La prématurité est l'une des principales causes de morbidité et de mortalité néonatales en Afghanistan, comme dans d'autres pays à faible revenu. L'importance cruciale de soins médicaux complets pour les nouveau-nés prématurés me revient constamment à l'esprit. Ces enfants vulnérables ont besoin d'une attention particulière et d'un traitement spécialisé, ce qui rend notre travail à Mazar-i-Sharif absolument essentiel pour sauver de jeunes vies.

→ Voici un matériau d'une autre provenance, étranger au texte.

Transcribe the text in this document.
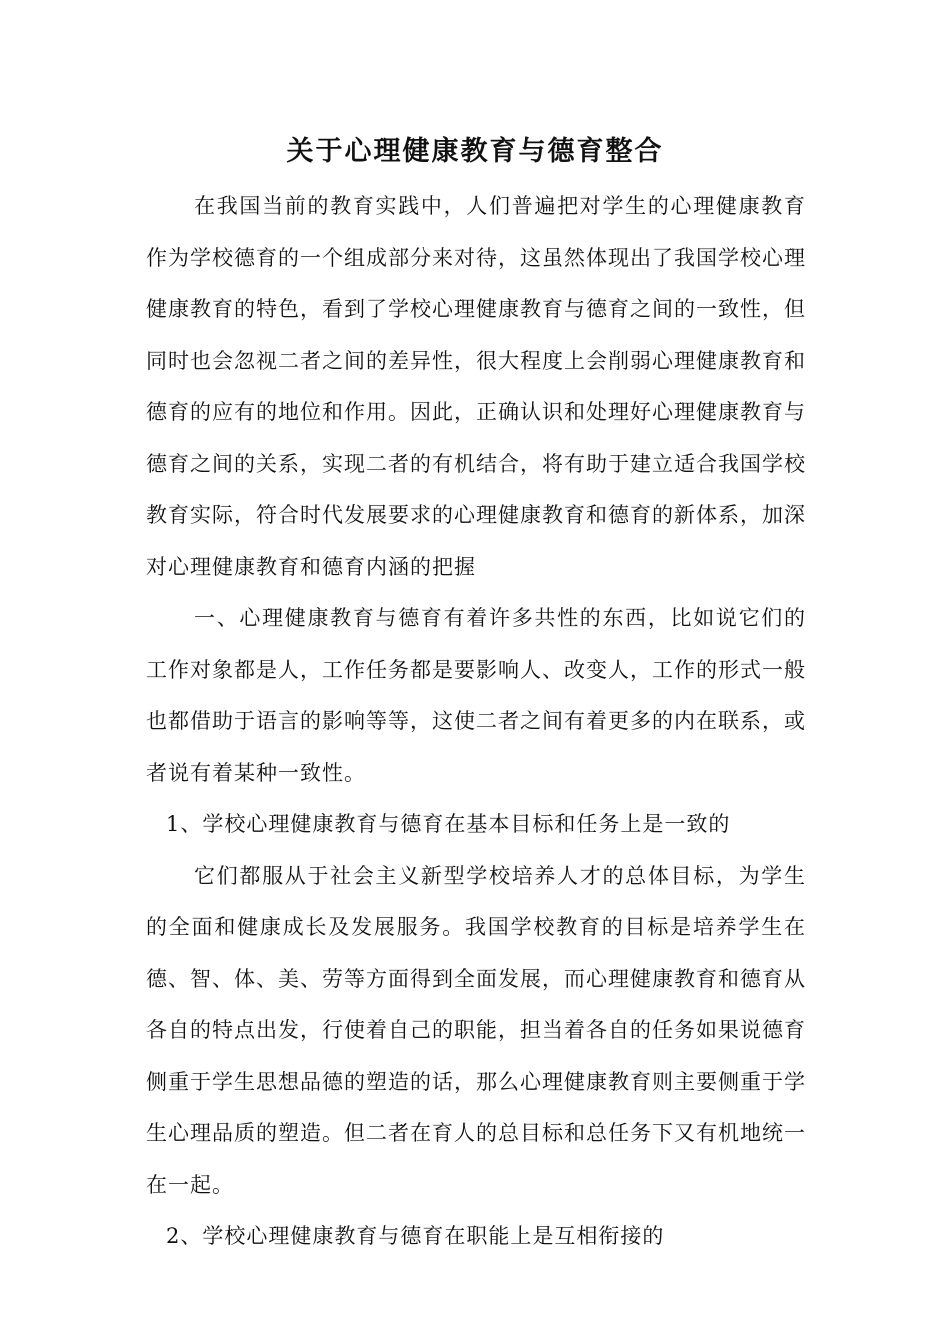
关于心理健康教育与德育整合

在我国当前的教育实践中，人们普遍把对学生的心理健康教育作为学校德育的一个组成部分来对待，这虽然体现出了我国学校心理健康教育的特色，看到了学校心理健康教育与德育之间的一致性，但同时也会忽视二者之间的差异性，很大程度上会削弱心理健康教育和德育的应有的地位和作用。因此，正确认识和处理好心理健康教育与德育之间的关系，实现二者的有机结合，将有助于建立适合我国学校教育实际，符合时代发展要求的心理健康教育和德育的新体系，加深对心理健康教育和德育内涵的把握

一、心理健康教育与德育有着许多共性的东西，比如说它们的工作对象都是人，工作任务都是要影响人、改变人，工作的形式一般也都借助于语言的影响等等，这使二者之间有着更多的内在联系，或者说有着某种一致性。

1、学校心理健康教育与德育在基本目标和任务上是一致的

它们都服从于社会主义新型学校培养人才的总体目标，为学生的全面和健康成长及发展服务。我国学校教育的目标是培养学生在德、智、体、美、劳等方面得到全面发展，而心理健康教育和德育从各自的特点出发，行使着自己的职能，担当着各自的任务如果说德育侧重于学生思想品德的塑造的话，那么心理健康教育则主要侧重于学生心理品质的塑造。但二者在育人的总目标和总任务下又有机地统一在一起。

2、学校心理健康教育与德育在职能上是互相衔接的
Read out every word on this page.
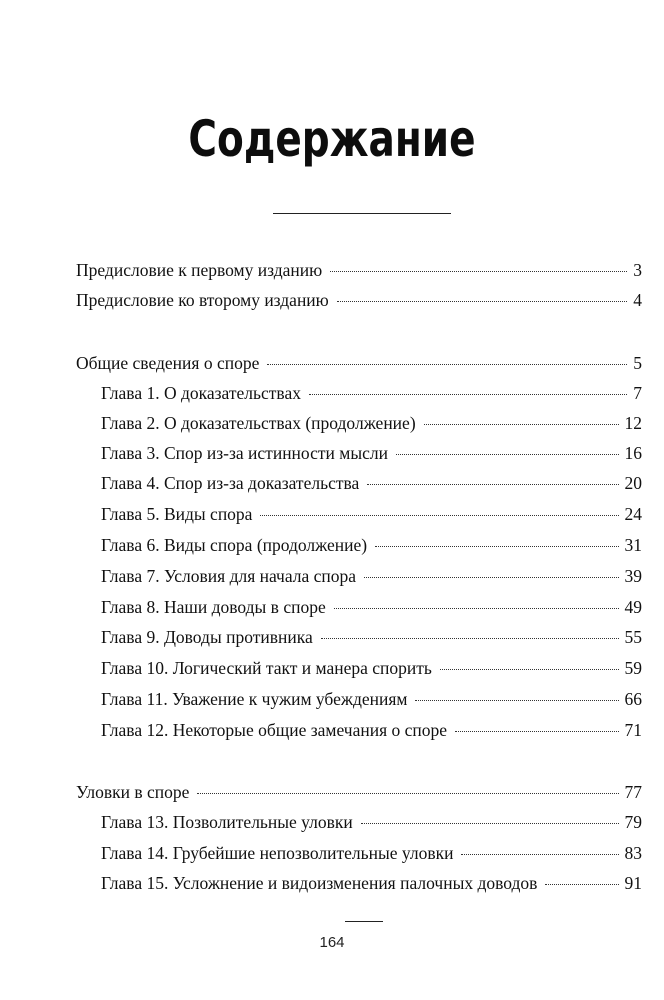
Содержание
Предисловие к первому изданию	3
Предисловие ко второму изданию	4
Общие сведения о споре	5
Глава 1. О доказательствах	7
Глава 2. О доказательствах (продолжение)	12
Глава 3. Спор из-за истинности мысли	16
Глава 4. Спор из-за доказательства	20
Глава 5. Виды спора	24
Глава 6. Виды спора (продолжение)	31
Глава 7. Условия для начала спора	39
Глава 8. Наши доводы в споре	49
Глава 9. Доводы противника	55
Глава 10. Логический такт и манера спорить	59
Глава 11. Уважение к чужим убеждениям	66
Глава 12. Некоторые общие замечания о споре	71
Уловки в споре	77
Глава 13. Позволительные уловки	79
Глава 14. Грубейшие непозволительные уловки	83
Глава 15. Усложнение и видоизменения палочных доводов	91
164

Le travail que nous effectuons dans cet hôpital n'est pas seulement un devoir, il est empreint de compassion et de dévouement. Il s'agit d'un engagement à fournir les meilleurs soins possibles à chaque enfant, quel que soit son milieu ou sa situation.
C'est un privilège de voir la détermination des individus à avancer malgré les obstacles qu’ils rencontrent. La résilience de ces enfants et de leurs familles au milieu de la tourmente est un véritable témoignage de l'indestructibilité de l'esprit humain.